The “Internet of Robotic Things” (IoRT) is a concept that connects sensors and robotic objects. One of the practical applications of IoRT is swarm robotics, where multiple robots collaborate in a shared workspace to accomplish assigned tasks that may be challenging or impossible for a single robot to conquer. Swarm robots are particularly useful in critical situations, such as post-earthquake scenarios, where they can locate survivors and provide assistance in areas inaccessible to humans. In these life-saving situations, reliable and prompt communication among swarm robots is of utmost importance. To address the need for highly dependable and low-latency communication in swarm robotics, this research introduces a novel hybrid approach called Multi-objective QoS optimization based on Support vector regression and Genetic algorithm (MQSG).
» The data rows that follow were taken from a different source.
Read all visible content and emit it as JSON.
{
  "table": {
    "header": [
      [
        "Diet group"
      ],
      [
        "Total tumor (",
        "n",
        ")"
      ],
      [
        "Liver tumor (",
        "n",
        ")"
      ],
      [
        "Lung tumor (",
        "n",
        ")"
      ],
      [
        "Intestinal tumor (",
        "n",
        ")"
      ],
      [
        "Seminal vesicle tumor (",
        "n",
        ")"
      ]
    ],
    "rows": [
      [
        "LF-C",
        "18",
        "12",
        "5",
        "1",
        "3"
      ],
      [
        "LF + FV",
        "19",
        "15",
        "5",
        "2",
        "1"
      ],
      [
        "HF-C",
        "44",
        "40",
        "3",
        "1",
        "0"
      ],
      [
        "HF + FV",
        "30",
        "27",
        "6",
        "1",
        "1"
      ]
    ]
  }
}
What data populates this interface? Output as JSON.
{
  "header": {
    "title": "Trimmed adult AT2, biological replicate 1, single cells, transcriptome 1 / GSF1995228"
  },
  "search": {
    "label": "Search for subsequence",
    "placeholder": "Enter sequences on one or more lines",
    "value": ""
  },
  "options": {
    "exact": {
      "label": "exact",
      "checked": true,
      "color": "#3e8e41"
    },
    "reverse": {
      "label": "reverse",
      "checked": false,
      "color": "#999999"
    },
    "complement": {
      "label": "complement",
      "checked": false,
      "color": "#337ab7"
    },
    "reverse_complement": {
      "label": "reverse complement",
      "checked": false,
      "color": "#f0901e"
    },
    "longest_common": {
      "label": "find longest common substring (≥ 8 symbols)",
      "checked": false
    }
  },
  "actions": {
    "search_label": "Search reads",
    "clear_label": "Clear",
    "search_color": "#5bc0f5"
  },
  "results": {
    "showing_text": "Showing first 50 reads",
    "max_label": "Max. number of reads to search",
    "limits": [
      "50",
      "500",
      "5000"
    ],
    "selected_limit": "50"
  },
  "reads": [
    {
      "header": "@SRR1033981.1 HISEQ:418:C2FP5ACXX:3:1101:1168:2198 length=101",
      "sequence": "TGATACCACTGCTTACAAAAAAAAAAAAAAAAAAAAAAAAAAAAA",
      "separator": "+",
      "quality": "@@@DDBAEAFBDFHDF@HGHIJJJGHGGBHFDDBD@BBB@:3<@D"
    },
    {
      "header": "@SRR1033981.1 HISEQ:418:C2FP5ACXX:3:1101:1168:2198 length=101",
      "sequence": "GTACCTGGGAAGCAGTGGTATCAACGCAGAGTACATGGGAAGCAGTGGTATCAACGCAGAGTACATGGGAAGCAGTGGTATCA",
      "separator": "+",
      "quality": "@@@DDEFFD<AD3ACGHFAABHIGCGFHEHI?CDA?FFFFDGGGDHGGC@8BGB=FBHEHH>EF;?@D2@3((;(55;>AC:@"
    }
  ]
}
The MQSG method consists of two main phases: Parameter Relationship Identification and Parameter Optimization. In the Parameter Relationship Identification phase, the relationship between network inputs (Packet inter-arrival time, Packet size, Transmission power, Distance between sender and receiver) and outputs (quality of service (QoS) parameters) is established using support vector regression. In the parameter optimization phase, a multi-objective function is created based on the obtained relationships from the Parameter Relationship Identification phase. By solving this multi-objective function, optimal values for each QoS parameter are determined, leading to enhanced network performance. Simulation results demonstrate that the MQSG method outperforms other similar algorithms in terms of transmission latency, packet delivery rate, and the number of retransmitted packets.